PP: So, has the meaning of visibility also changed for you over the course of the show?
PP (JGKO): Yes, definitely. I was so about the idea of being more visible. Say my little kid self comes to the museum, sees an installation with a trans woman living in a space, just living her life as an artwork—I would have been so blown away by that. But actually getting into it, I was like, okay, I’m starting to turn into a worker of the museum. I was available to them, so they would be sending me requests every day. If you just set up your work and leave, maybe you’re not treated as a worker.
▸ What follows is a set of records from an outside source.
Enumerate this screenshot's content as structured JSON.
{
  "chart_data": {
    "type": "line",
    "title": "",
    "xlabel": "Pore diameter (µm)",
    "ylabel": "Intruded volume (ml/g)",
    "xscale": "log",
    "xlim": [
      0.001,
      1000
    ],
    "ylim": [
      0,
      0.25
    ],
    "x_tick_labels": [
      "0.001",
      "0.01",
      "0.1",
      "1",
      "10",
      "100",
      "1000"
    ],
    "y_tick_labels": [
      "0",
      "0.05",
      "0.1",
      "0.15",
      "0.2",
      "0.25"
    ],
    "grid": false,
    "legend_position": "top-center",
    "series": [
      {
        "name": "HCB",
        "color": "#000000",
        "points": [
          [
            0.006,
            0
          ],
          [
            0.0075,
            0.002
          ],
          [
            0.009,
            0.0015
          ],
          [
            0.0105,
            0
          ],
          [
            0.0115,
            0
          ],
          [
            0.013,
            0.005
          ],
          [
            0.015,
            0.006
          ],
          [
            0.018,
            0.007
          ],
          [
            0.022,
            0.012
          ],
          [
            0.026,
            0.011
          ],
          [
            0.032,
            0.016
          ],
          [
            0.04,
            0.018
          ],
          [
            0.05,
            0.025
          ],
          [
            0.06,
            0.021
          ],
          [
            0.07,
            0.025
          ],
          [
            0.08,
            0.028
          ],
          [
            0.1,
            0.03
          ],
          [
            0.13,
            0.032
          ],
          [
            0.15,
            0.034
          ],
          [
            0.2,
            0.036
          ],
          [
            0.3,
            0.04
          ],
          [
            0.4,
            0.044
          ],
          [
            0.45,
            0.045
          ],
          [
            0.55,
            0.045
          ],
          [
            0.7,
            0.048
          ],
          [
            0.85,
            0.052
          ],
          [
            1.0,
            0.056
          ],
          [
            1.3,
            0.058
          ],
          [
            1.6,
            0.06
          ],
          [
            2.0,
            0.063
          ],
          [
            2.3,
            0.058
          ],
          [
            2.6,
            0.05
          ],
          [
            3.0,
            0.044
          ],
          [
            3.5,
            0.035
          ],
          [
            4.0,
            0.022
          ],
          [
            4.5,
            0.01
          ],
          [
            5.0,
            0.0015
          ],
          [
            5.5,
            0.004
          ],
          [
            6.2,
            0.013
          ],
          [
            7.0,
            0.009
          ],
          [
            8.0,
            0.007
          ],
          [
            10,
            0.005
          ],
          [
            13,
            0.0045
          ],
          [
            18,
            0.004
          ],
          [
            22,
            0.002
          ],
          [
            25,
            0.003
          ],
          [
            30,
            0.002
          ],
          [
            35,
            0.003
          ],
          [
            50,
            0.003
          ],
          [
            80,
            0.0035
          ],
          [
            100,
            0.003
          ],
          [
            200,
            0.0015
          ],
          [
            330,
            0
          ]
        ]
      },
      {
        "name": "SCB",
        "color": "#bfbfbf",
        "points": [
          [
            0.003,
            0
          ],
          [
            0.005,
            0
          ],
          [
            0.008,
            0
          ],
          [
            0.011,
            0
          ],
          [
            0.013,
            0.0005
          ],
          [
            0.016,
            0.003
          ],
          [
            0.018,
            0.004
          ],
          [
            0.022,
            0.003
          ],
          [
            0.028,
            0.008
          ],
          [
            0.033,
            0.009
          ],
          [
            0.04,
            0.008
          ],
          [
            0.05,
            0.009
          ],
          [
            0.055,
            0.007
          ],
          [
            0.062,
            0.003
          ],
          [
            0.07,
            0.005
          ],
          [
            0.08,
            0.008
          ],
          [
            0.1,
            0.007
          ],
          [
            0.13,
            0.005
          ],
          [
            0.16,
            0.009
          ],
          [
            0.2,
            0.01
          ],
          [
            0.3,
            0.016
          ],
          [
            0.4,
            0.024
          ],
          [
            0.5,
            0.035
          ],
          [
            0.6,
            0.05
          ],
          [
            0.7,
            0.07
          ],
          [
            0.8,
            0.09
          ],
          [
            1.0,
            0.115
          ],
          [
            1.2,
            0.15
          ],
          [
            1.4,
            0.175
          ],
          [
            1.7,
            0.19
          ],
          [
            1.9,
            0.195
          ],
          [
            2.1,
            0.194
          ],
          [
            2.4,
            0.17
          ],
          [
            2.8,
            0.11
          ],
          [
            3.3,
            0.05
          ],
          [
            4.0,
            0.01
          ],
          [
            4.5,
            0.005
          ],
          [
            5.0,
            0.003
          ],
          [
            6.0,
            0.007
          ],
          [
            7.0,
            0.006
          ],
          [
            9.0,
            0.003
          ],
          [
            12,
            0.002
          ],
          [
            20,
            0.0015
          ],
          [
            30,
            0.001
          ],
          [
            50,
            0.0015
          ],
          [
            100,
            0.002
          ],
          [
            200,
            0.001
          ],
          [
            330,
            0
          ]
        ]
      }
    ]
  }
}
And the audience didn’t seem to be the people that I was trying to reach out to through the work if that makes sense. I wanted my community to see it, but these institutions are not places that feel very welcoming to people I know, or that accommodate them financially. So, visibility changed in that I was like, maybe I don’t always need to be visible. Sometimes it’s the point to not be visible. There can be power in not showing yourself. And I think that’s not something I realized at the beginning. Before, I was like, 11 to six, or 11 to nine on Thursday, be there and be visible, every day.
PP: Has the work itself undergone a transformation, too?
PP (JGKO): I’m so happy you bring this up because lately I’ve been thinking about how I have to transition work. Sometimes, I would find myself remaking all the works that other people did or referencing heavily from the past. There’d be artists such as [Elaine] Sturtevant or Félix González-Torres, or other works that I felt very related to, but then at some point my relation to it stops—because it isn’t done from this trans perspective. You can have five of the same objects presented by different artists, and each has a different meaning because of who’s presenting it. I think it’s something that I didn’t realize was happening, but that’s being done in every installation and artwork that I produce. There’s a transitioning that feels very necessary because I’m trying to go against the status quo. I’m always butting up against it and being like, there’s room for change, there’s room for this to turn into something else.
There are definitely moments in this exhibition like that. At one point, I switched all the furniture away from the glass screen, even though you can still see it on the monitor. That was a way of transitioning the space to realize that I don’t want to be this kind of animal on display. Maybe I want to face away from the audience and live my life and not think about everyone looking at me.
I was just thinking about this: I used to just sit down before I transitioned and people-watch and just exist in the world with no purpose. And I think as a trans woman, if that space or time is available, I’ll sit in my bedroom because I don’t feel comfortable enough in the world to just sit there and look at people like I used to. And this gave me the opportunity to do that again. I’m just sitting in this museum watching this screen of people coming in and out, viewing me and the work.